The probability that you will change a piece of code in the near future increases when you make changes to that code or to code in its vicinity.
Recently, we were about to make changes to parts of a system that hadn’t been changed in about ten years. When we discussed how to approach the change, the argument that we probably wouldn’t change that code again in the foreseeable future came up. So why should we bother to refactor it and make sure it was testable? The cost for refactoring that code was deemed extremely high, and was an investment that would not pay off any time soon.
We opted for the quick fix, and made as minor changes to the code as possible. The reasons for not touching the code more than necessary seemed overwhelming.
Well, the following weeks we found ourselves making changes to that code over and over again. While testing that part of the code, we found that we needed a few more changes after all. One change led to another, and it was like we’d brought that code back to life, and now had to take care of it. Since we did not invest much in code quality at any stage as “this is the last change in ten years – promise”, the cost for each change was very high.

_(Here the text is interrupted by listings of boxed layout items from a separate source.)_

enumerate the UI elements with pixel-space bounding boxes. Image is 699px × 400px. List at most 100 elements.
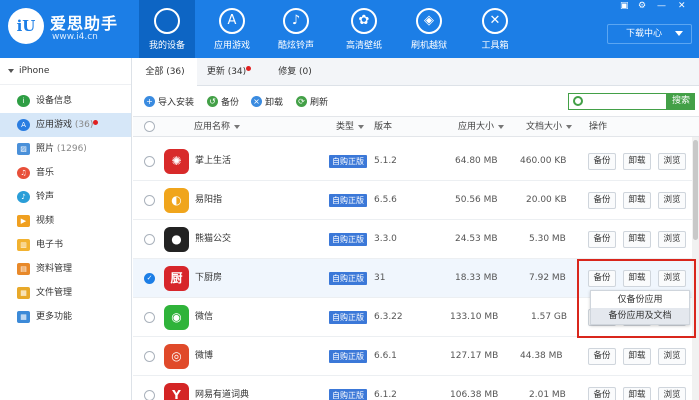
- table-row[interactable]: ◐ 易阳指 自购正版 6.5.6 50.56 MB 20.00 KB 备份 卸载…: [133, 181, 695, 220]
- uninstall-icon: ×: [251, 96, 262, 107]
- sidebar-item-count: (36): [74, 120, 94, 130]
- sidebar-item-apps[interactable]: A 应用游戏 (36): [0, 113, 131, 137]
- close-icon[interactable]: ✕: [678, 1, 686, 11]
- nav-label: 我的设备: [148, 41, 185, 51]
- sidebar-item-label: 应用游戏: [36, 120, 73, 130]
- nav-apps-games[interactable]: A 应用游戏: [204, 0, 260, 58]
- sidebar-item-more[interactable]: ▦ 更多功能: [0, 305, 131, 329]
- photo-icon: ▨: [17, 143, 30, 155]
- table-row[interactable]: ✺ 掌上生活 自购正版 5.1.2 64.80 MB 460.00 KB 备份 …: [133, 142, 695, 181]
- select-all-checkbox[interactable]: [144, 121, 155, 132]
- uninstall-button[interactable]: 卸载: [623, 153, 651, 170]
- browse-button[interactable]: 浏览: [658, 348, 686, 365]
- table-row[interactable]: ● 熊猫公交 自购正版 3.3.0 24.53 MB 5.30 MB 备份 卸载…: [133, 220, 695, 259]
- row-checkbox[interactable]: [144, 390, 155, 400]
- import-install-button[interactable]: + 导入安装: [144, 95, 194, 108]
- header-app-size[interactable]: 应用大小: [458, 117, 504, 137]
- book-icon: ▥: [17, 239, 30, 251]
- settings-icon[interactable]: ⚙: [638, 1, 646, 11]
- browse-button[interactable]: 浏览: [658, 387, 686, 400]
- refresh-icon: ⟳: [296, 96, 307, 107]
- folder-icon: ▦: [17, 287, 30, 299]
- doc-size: 1.57 GB: [531, 312, 568, 322]
- nav-wallpapers[interactable]: ✿ 高清壁纸: [336, 0, 392, 58]
- skin-icon[interactable]: ▣: [620, 1, 629, 11]
- backup-button[interactable]: 备份: [588, 192, 616, 209]
- notification-dot: [246, 66, 252, 71]
- nav-label: 酷炫铃声: [277, 41, 314, 51]
- import-icon: +: [144, 96, 155, 107]
- backup-button[interactable]: 备份: [588, 387, 616, 400]
- nav-toolbox[interactable]: ✕ 工具箱: [467, 0, 523, 58]
- menu-item-backup-app-and-docs[interactable]: 备份应用及文档: [591, 308, 689, 324]
- sidebar-item-music[interactable]: ♫ 音乐: [0, 161, 131, 185]
- app-name: 微信: [195, 312, 214, 322]
- row-checkbox[interactable]: ✓: [144, 273, 155, 284]
- refresh-button[interactable]: ⟳ 刷新: [296, 95, 328, 108]
- browse-button[interactable]: 浏览: [658, 231, 686, 248]
- tools-icon: ✕: [482, 8, 508, 34]
- browse-button[interactable]: 浏览: [658, 153, 686, 170]
- app-version: 6.6.1: [374, 351, 397, 361]
- row-checkbox[interactable]: [144, 234, 155, 245]
- type-badge: 自购正版: [329, 272, 367, 285]
- nav-label: 应用游戏: [213, 41, 250, 51]
- backup-button[interactable]: 备份: [588, 231, 616, 248]
- header-doc-size[interactable]: 文档大小: [526, 117, 572, 137]
- header-type[interactable]: 类型: [336, 117, 364, 137]
- nav-my-device[interactable]: 我的设备: [139, 0, 195, 58]
- row-checkbox[interactable]: [144, 351, 155, 362]
- sidebar-item-device-info[interactable]: i 设备信息: [0, 89, 131, 113]
- import-label: 导入安装: [158, 98, 195, 108]
- app-version: 6.1.2: [374, 390, 397, 400]
- sidebar-item-video[interactable]: ▶ 视频: [0, 209, 131, 233]
- header-version: 版本: [374, 122, 393, 132]
- table-row[interactable]: Y 网易有道词典 自购正版 6.1.2 106.38 MB 2.01 MB 备份…: [133, 376, 695, 400]
- brand-url: www.i4.cn: [52, 32, 98, 42]
- sidebar-item-ebooks[interactable]: ▥ 电子书: [0, 233, 131, 257]
- scrollbar-thumb[interactable]: [693, 140, 698, 240]
- search-button[interactable]: 搜索: [667, 93, 695, 110]
- header-name[interactable]: 应用名称: [194, 117, 324, 137]
- app-version: 5.1.2: [374, 156, 397, 166]
- tab-all[interactable]: 全部 (36): [133, 58, 197, 87]
- app-icon: A: [17, 119, 30, 131]
- sidebar-item-photos[interactable]: ▨ 照片 (1296): [0, 137, 131, 161]
- device-header[interactable]: iPhone: [0, 58, 131, 85]
- app-version: 6.3.22: [374, 312, 403, 322]
- uninstall-button[interactable]: 卸载: [623, 387, 651, 400]
- backup-button[interactable]: ↺ 备份: [207, 95, 239, 108]
- row-checkbox[interactable]: [144, 195, 155, 206]
- row-checkbox[interactable]: [144, 312, 155, 323]
- sidebar-item-ringtones[interactable]: ♪ 铃声: [0, 185, 131, 209]
- download-center-button[interactable]: 下载中心: [607, 24, 692, 44]
- music-icon: ♫: [17, 167, 30, 179]
- nav-ringtones[interactable]: ♪ 酷炫铃声: [268, 0, 324, 58]
- sidebar-item-data-manager[interactable]: ▤ 资料管理: [0, 257, 131, 281]
- table-row[interactable]: ◎ 微博 自购正版 6.6.1 127.17 MB 44.38 MB 备份 卸载…: [133, 337, 695, 376]
- nav-flash-jailbreak[interactable]: ◈ 刷机越狱: [401, 0, 457, 58]
- browse-button[interactable]: 浏览: [658, 192, 686, 209]
- menu-item-backup-app-only[interactable]: 仅备份应用: [591, 292, 689, 308]
- sidebar-item-file-manager[interactable]: ▦ 文件管理: [0, 281, 131, 305]
- app-icon-youdao-dict: Y: [164, 383, 189, 400]
- app-size: 64.80 MB: [455, 156, 498, 166]
- app-version: 31: [374, 273, 386, 283]
- backup-button[interactable]: 备份: [588, 348, 616, 365]
- uninstall-button[interactable]: 卸载: [623, 192, 651, 209]
- tab-updates[interactable]: 更新 (34): [197, 58, 261, 86]
- dropbox-icon: ◈: [416, 8, 442, 34]
- notification-dot: [93, 120, 99, 125]
- row-checkbox[interactable]: [144, 156, 155, 167]
- type-badge: 自购正版: [329, 194, 367, 207]
- info-icon: i: [17, 95, 30, 107]
- search-input[interactable]: [568, 93, 667, 110]
- minimize-icon[interactable]: —: [657, 1, 666, 11]
- type-badge: 自购正版: [329, 350, 367, 363]
- uninstall-button[interactable]: 卸载: [623, 348, 651, 365]
- app-icon-yiyangzhi: ◐: [164, 188, 189, 213]
- backup-button[interactable]: 备份: [588, 153, 616, 170]
- tab-repair[interactable]: 修复 (0): [263, 58, 327, 86]
- uninstall-button[interactable]: 卸载: [623, 231, 651, 248]
- uninstall-button[interactable]: × 卸载: [251, 95, 283, 108]
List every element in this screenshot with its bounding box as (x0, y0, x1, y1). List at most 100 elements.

I don’t think this is an uncommon phenomenon. My theory is that once you make a change to a file, the probability that you’ll revisit that file increases. Whenever you make changes to a piece of code you start testing it. When you start testing it you might find things that needs to be fixed. When your customers see your new functionality they might come up with new suggestions. All this leads to new changes to the code and the process starts all over again.
Finding Some Data
To test this theory out, I created a small ruby application that reads a subversion log. For each path in the log, it records the dates that path has been changed. It then records the time between each consecutive change to each file and counts the number of times the different intervals are found. This is put into a histogram with each bar representing a week. If the time between two consecutive changes to a file is two and a half week, the bin in the histogram that represents two week intervals is increased by one. Files that only occurs once in the log are discarded as they have only been added to the repository, but never been worked on (this might be an oversight on my part, but I don’t think so).
Armed with the histogram, we can plot the probability density of the time interval between changes to a file.
When I ran this against our subversion repository as well as two open source repositories (gcc and python), the resulting histograms showed similar characteristics (the histogram below shows the results for gcc). The bar on the far left shows the amount of changes that occurred to files within a week. The bar on the far right represents the sum of all changes with over a year between them. This bar represents an interval well over a week, so it should probably be represented lower and wider bar.

Histogram for gcc svn log
The data from these repositories shows a 50% chance that a file will be revisited within a 4-5 week period, and around a 30 % chance that the file will be revisited within the same week.
Implications
So, if we’re correct in our assumption that each change to a file increases the chance of us revisiting it, might that affect how we go about and make those changes?
I think that one thing this shows us is that the probability that an investment in code quality made now will pay off in the near future is quite high. Invest a bit each time you change something and chances are that you’ll reap the benefits of that investment within a few weeks.
I think it also shows that you might get away with smaller refactorings at each time you change code than you might think. As you’ll probably work on the same code in the near future, you can opt to spread that investment in code quality over a couple of times rather than doing it all at once. Hence you can strike a balance between making code better and moving forward.
In our particular case with the ten year old corpse brought back to life, the rationale for the quick fixes was that since we won’t touch this code often, it does not matter that much if each change costs a bit more than usual. Besides, it would mean a lot of work to make code better and we saw little benefit from that work in the near future.
What in fact happened was that we ended up with quite a few changes to the code that were each quite hard because no investment was made to make subsequent changes easier. The accumulated cost was quite high. Had we from the beginning worked under the assumption that we would revisit this code regularly, things might have gone differently.
We hopefully learned our lesson.